In geographical hard fact the King’s Road stretches from Peter Jones’s to the World’s End. It is Chelsea’s village street. And sure enough, on Saturday mornings, its village girls all parade their flaunting fashions that will shock their elders and inflame the local youths. The strange thing is that the village youths are doing exactly the same thing.
The Bob Dylan fans seem most deeply determined to confuse one sex with another. Presumably this increases the hazards of the chase. For boys, and girls, wear skin-tight, well frayed jeans, leather jackets and flowing long-neglected hair. They march in small groups, their eyes fixed on far horizons. As a result of this they tend to walk slap-bang into your car.
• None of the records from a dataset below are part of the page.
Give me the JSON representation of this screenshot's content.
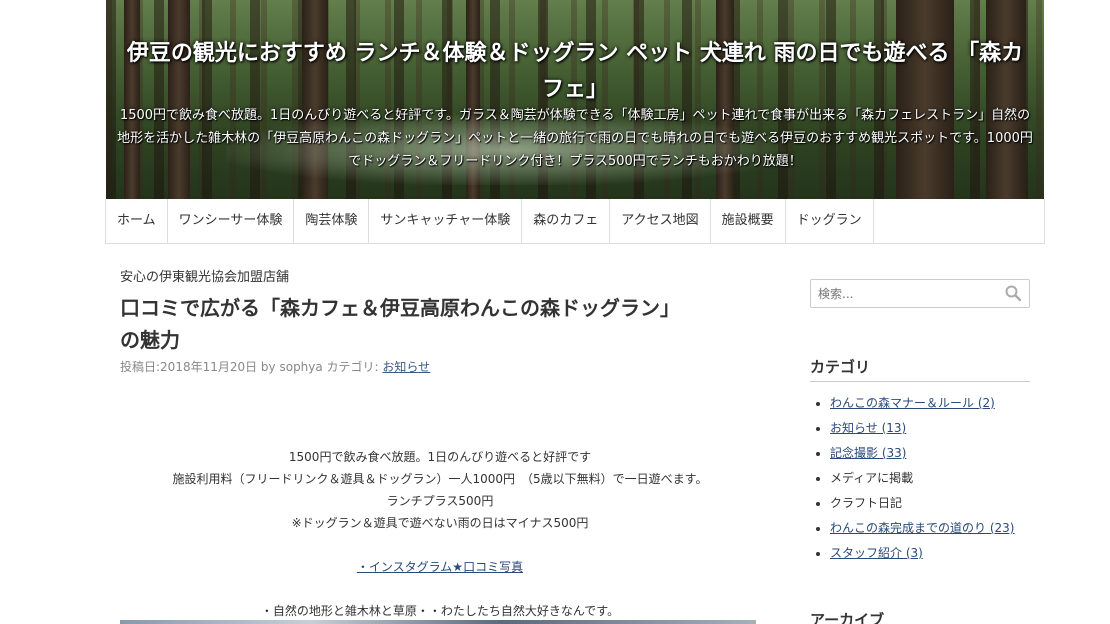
{
  "header": {
    "title": "伊豆の観光におすすめ ランチ＆体験＆ドッグラン ペット 犬連れ 雨の日でも遊べる 「森カフェ」",
    "description": "1500円で飲み食べ放題。1日のんびり遊べると好評です。ガラス＆陶芸が体験できる「体験工房」ペット連れで食事が出来る「森カフェレストラン」自然の地形を活かした雑木林の「伊豆高原わんこの森ドッグラン」ペットと一緒の旅行で雨の日でも晴れの日でも遊べる伊豆のおすすめ観光スポットです。1000円でドッグラン＆フリードリンク付き！プラス500円でランチもおかわり放題！"
  },
  "nav": {
    "items": [
      {
        "label": "ホーム"
      },
      {
        "label": "ワンシーサー体験"
      },
      {
        "label": "陶芸体験"
      },
      {
        "label": "サンキャッチャー体験"
      },
      {
        "label": "森のカフェ"
      },
      {
        "label": "アクセス地図"
      },
      {
        "label": "施設概要"
      },
      {
        "label": "ドッグラン"
      }
    ]
  },
  "post": {
    "kicker": "安心の伊東観光協会加盟店舗",
    "title_line1": "口コミで広がる「森カフェ＆伊豆高原わんこの森ドッグラン」",
    "title_line2": "の魅力",
    "meta_prefix": "投稿日:2018年11月20日 by sophya カテゴリ: ",
    "meta_category": "お知らせ",
    "lines": [
      "1500円で飲み食べ放題。1日のんびり遊べると好評です",
      "施設利用料（フリードリンク＆遊具＆ドッグラン）一人1000円　（5歳以下無料）で一日遊べます。",
      "ランチプラス500円",
      "※ドッグラン＆遊具で遊べない雨の日はマイナス500円"
    ],
    "instagram_link": "・インスタグラム★口コミ写真",
    "nature_line": "・自然の地形と雑木林と草原・・わたしたち自然大好きなんです。"
  },
  "sidebar": {
    "search_placeholder": "検索...",
    "categories_title": "カテゴリ",
    "categories": [
      {
        "label": "わんこの森マナー＆ルール (2)",
        "link": true
      },
      {
        "label": "お知らせ (13)",
        "link": true
      },
      {
        "label": "記念撮影 (33)",
        "link": true
      },
      {
        "label": "メディアに掲載",
        "link": false
      },
      {
        "label": "クラフト日記",
        "link": false
      },
      {
        "label": "わんこの森完成までの道のり (23)",
        "link": true
      },
      {
        "label": "スタッフ紹介 (3)",
        "link": true
      }
    ],
    "archive_title": "アーカイブ"
  },
  "colors": {
    "link": "#2b4a78",
    "meta": "#888888",
    "border": "#dddddd"
  }
}
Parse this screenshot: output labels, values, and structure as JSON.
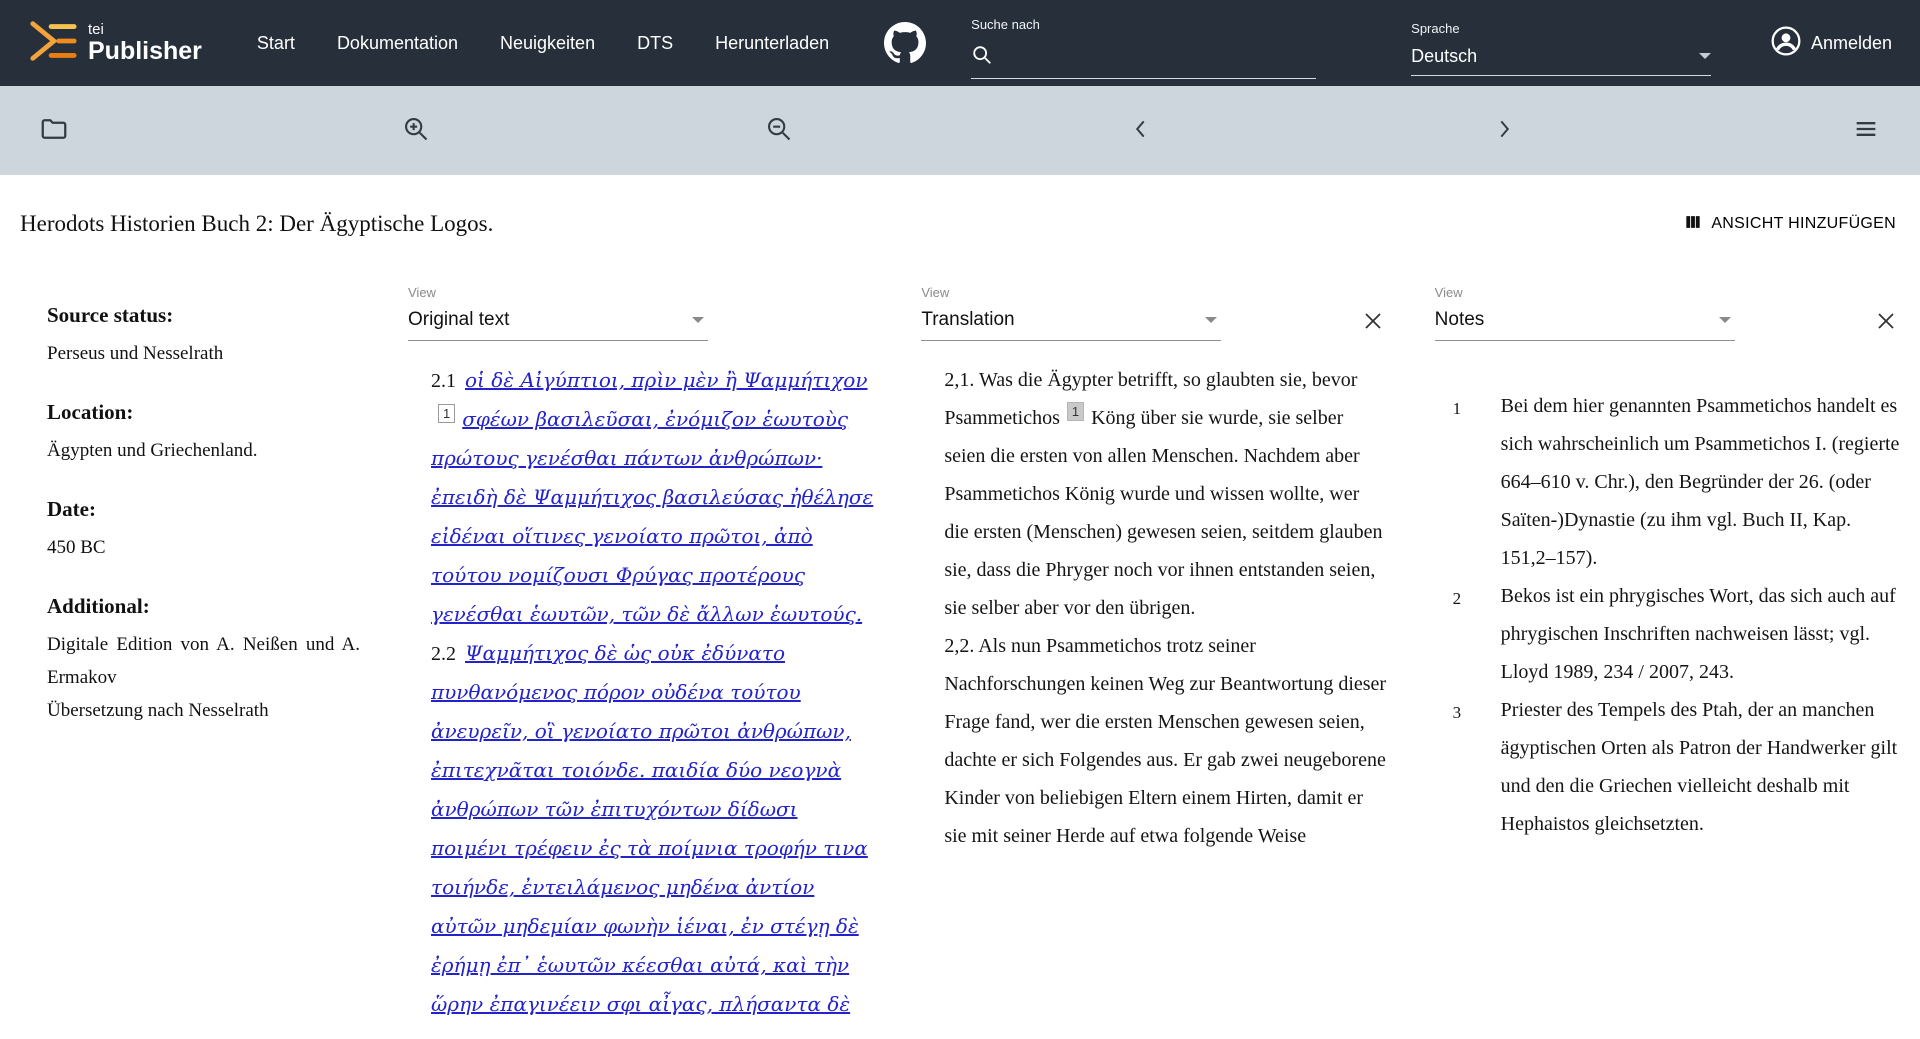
{
  "header": {
    "brand": {
      "top": "tei",
      "bottom": "Publisher"
    },
    "nav": [
      {
        "label": "Start"
      },
      {
        "label": "Dokumentation"
      },
      {
        "label": "Neuigkeiten"
      },
      {
        "label": "DTS"
      },
      {
        "label": "Herunterladen"
      }
    ],
    "search": {
      "label": "Suche nach",
      "value": ""
    },
    "language": {
      "label": "Sprache",
      "value": "Deutsch"
    },
    "login_label": "Anmelden"
  },
  "toolbar": {
    "icons": [
      "folder",
      "zoom-in",
      "zoom-out",
      "chevron-left",
      "chevron-right",
      "menu"
    ]
  },
  "page": {
    "title": "Herodots Historien Buch 2: Der Ägyptische Logos.",
    "add_view_label": "ANSICHT HINZUFÜGEN"
  },
  "metadata": [
    {
      "label": "Source status:",
      "lines": [
        "Perseus und Nesselrath"
      ]
    },
    {
      "label": "Location:",
      "lines": [
        "Ägypten und Griechenland."
      ]
    },
    {
      "label": "Date:",
      "lines": [
        "450 BC"
      ]
    },
    {
      "label": "Additional:",
      "lines": [
        "Digitale Edition von A. Neißen und A. Ermakov",
        "Übersetzung nach Nesselrath"
      ]
    }
  ],
  "panels": [
    {
      "kind": "original",
      "view_label": "View",
      "selected": "Original text",
      "closable": false,
      "paragraphs": [
        {
          "num": "2.1",
          "segments": [
            {
              "type": "link",
              "text": "οἱ δὲ Αἰγύπτιοι, πρὶν μὲν ἢ Ψαμμήτιχον"
            },
            {
              "type": "note-ref",
              "text": "1"
            },
            {
              "type": "link",
              "text": "σφέων βασιλεῦσαι, ἐνόμιζον ἑωυτοὺς πρώτους γενέσθαι πάντων ἀνθρώπων· ἐπειδὴ δὲ Ψαμμήτιχος βασιλεύσας ἠθέλησε εἰδέναι οἵτινες γενοίατο πρῶτοι, ἀπὸ τούτου νομίζουσι Φρύγας προτέρους γενέσθαι ἑωυτῶν, τῶν δὲ ἄλλων ἑωυτούς."
            }
          ]
        },
        {
          "num": "2.2",
          "segments": [
            {
              "type": "link",
              "text": "Ψαμμήτιχος δὲ ὡς οὐκ ἐδύνατο πυνθανόμενος πόρον οὐδένα τούτου ἀνευρεῖν, οἳ γενοίατο πρῶτοι ἀνθρώπων, ἐπιτεχνᾶται τοιόνδε. παιδία δύο νεογνὰ ἀνθρώπων τῶν ἐπιτυχόντων δίδωσι ποιμένι τρέφειν ἐς τὰ ποίμνια τροφήν τινα τοιήνδε, ἐντειλάμενος μηδένα ἀντίον αὐτῶν μηδεμίαν φωνὴν ἱέναι, ἐν στέγῃ δὲ ἐρήμῃ ἐπ᾽ ἑωυτῶν κέεσθαι αὐτά, καὶ τὴν ὥρην ἐπαγινέειν σφι αἶγας, πλήσαντα δὲ"
            }
          ]
        }
      ]
    },
    {
      "kind": "translation",
      "view_label": "View",
      "selected": "Translation",
      "closable": true,
      "paragraphs": [
        {
          "segments": [
            {
              "type": "text",
              "text": "2,1. Was die Ägypter betrifft, so glaubten sie, bevor Psammetichos"
            },
            {
              "type": "note-ref",
              "text": "1"
            },
            {
              "type": "text",
              "text": "Köng über sie wurde, sie selber seien die ersten von allen Menschen. Nachdem aber Psammetichos König wurde und wissen wollte, wer die ersten (Menschen) gewesen seien, seitdem glauben sie, dass die Phryger noch vor ihnen entstanden seien, sie selber aber vor den übrigen."
            }
          ]
        },
        {
          "segments": [
            {
              "type": "text",
              "text": "2,2. Als nun Psammetichos trotz seiner Nachforschungen keinen Weg zur Beantwortung dieser Frage fand, wer die ersten Menschen gewesen seien, dachte er sich Folgendes aus. Er gab zwei neugeborene Kinder von beliebigen Eltern einem Hirten, damit er sie mit seiner Herde auf etwa folgende Weise"
            }
          ]
        }
      ]
    },
    {
      "kind": "notes",
      "view_label": "View",
      "selected": "Notes",
      "closable": true,
      "notes": [
        {
          "num": "1",
          "text": "Bei dem hier genannten Psammetichos handelt es sich wahrscheinlich um Psammetichos I. (regierte 664–610 v. Chr.), den Begründer der 26. (oder Saïten-)Dynastie (zu ihm vgl. Buch II, Kap. 151,2–157)."
        },
        {
          "num": "2",
          "text": "Bekos ist ein phrygisches Wort, das sich auch auf phrygischen Inschriften nachweisen lässt; vgl. Lloyd 1989, 234 / 2007, 243."
        },
        {
          "num": "3",
          "text": "Priester des Tempels des Ptah, der an manchen ägyptischen Orten als Patron der Handwerker gilt und den die Griechen vielleicht deshalb mit Hephaistos gleichsetzten."
        }
      ]
    }
  ],
  "colors": {
    "header_bg": "#262f3a",
    "toolbar_bg": "#ccd6dc",
    "accent_orange": "#f0991e",
    "link_blue": "#2323cc"
  }
}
The men baffle me by proving what I had long suspected – that uncurbed, glossy male locks are so seductive that its small wonder that Saint Paul ruled against them. Nor is it much use us middle-aged parents trying to sex them by their silhouette; by some mysterious means that only women comprehend (but that I, alas, have failed to cotton on to) girls have managed to narrow their hip-bones to a masculine slimness. Just, in fact, as my mother did in the early twenties.
So, of course, have what I call the Goyescas; these are slightly older women – but just as slenderly built. Their flavour is Spanish; they wear their hair straight, black and tight as a skull cap. In their ears they sport large, flamenco earrings the same colour as their skinny rib-tight blouse. They disdain brassières (as well they may) and their bell-bottomed pants buckle with a cartridge-belt slung well below their often visible navel. They it is who sharply attract the local lads; and completely stun my husband.
Even more than the pyjama-girls I enjoy the comely toddlers. I can’t believe that even the flaming twenties produced anything quite so nutty. They have well scrubbed baby faces. They stride in round-toed shoes just like those I wore for my third birthday party. Their bodies are lost in a shapeless Mother Hubbard of an infantile pink or blue. But this stops just below their hips so we all have an uninterrupted view of their burnished, never-ending legs. It is astounding just how much leg a determined woman can produce when she is pushed. No wonder we are spellbound; for here, in all her glory, is the ravishing, fully fledged female nit.
Scarlet mini-underpants for men
Of course, the shops have changed to keep pace with the girls. And – there it is again- with the boys. Gone are the antique shops of truly ponderous foreboding. Now there are supermarkets, wine shops, pop art caverns selling harmonious junk or medieval bedsocks. And there is a male boutique for every female one. Indeed, these shops are indistinguishable from each other. For the girls’ shop windows display harsh, masculine shirts. And the man’s windows are full (can I believe my eyes?) of crocheted, scarlet, mini-underpants. Nor can it be assumed that these “Jan Paul” or “Male Loot” shops are there just for the queers. I defy anyone, of either sex, to discover in the Kings Road on Saturday morning who is queer and who isn’t.
The young, of course, take all this in their never-ending stride. Only the middle-aged are flummoxed. Or the foreigners. For there they are, hordes of them, all walking solemnly up and down, all gawping fishily at the King’s Road stately Moslems strolling in a perennial glee, still unable to credit their visual good fortune. For how can the allure of a yashmak compete with the well-aimed, knock-out quality of the true mini-skirt? Or take the French boys. They are quite pale under their Gallic tan and it is obvious from their agitation that Paris boasts nothing like this. And the envy on the au pair girls’ faces – they are going straight home to their hostels to take up their skirt the requisite 10 inches! Only the intelligent Germans seem puzzled – usually by the op-art doodles on some of the girls dresses.
The boys who really get the Dylan Free-wheelers, the Goyescas and the toddlers are not actually walking at all. They wear pink jeans, blue T-shirts, and a Porsche, a Daimier Dart, or a Bond-Equipe. They cruise repeatedly up and down the centre of Kings Road, soberly reassessing their choice. They clog the traffic up. But who cares? No one minds being stuck in this kind of jam where you can always, like them, look at the boys, or the girls.
It is purely visual pleasure, of course, because you cannot actually hear much above your car engine. You don’t say much, either, because all this tends to make you speechless. But above the roar of the traffic I do hear a man’s voice raised in a final desperate appeal. “Ten,” he bellows savagely, “I said ten. Ten-for Downing Street!” This harassed man is haranguing a busload of passengers. But it is a mauve bus, fresh from the provinces. He is a cheerleader, and this must be mobile bingo! “Ten” he bawls bitterly. “Now-who’s going to be lucky?” We all are. For there, on both pavements, are the boys; the girls. Suddenly he slumps into a seat beside the conductor. “Damn this for a lark!” he yells, for all to hear. But he relaxes. Perhaps his busload of inattentive morons is all for the best; for now he, too, can gape out of the steamy windows with them, and marvel at the carry-on of the King’s road.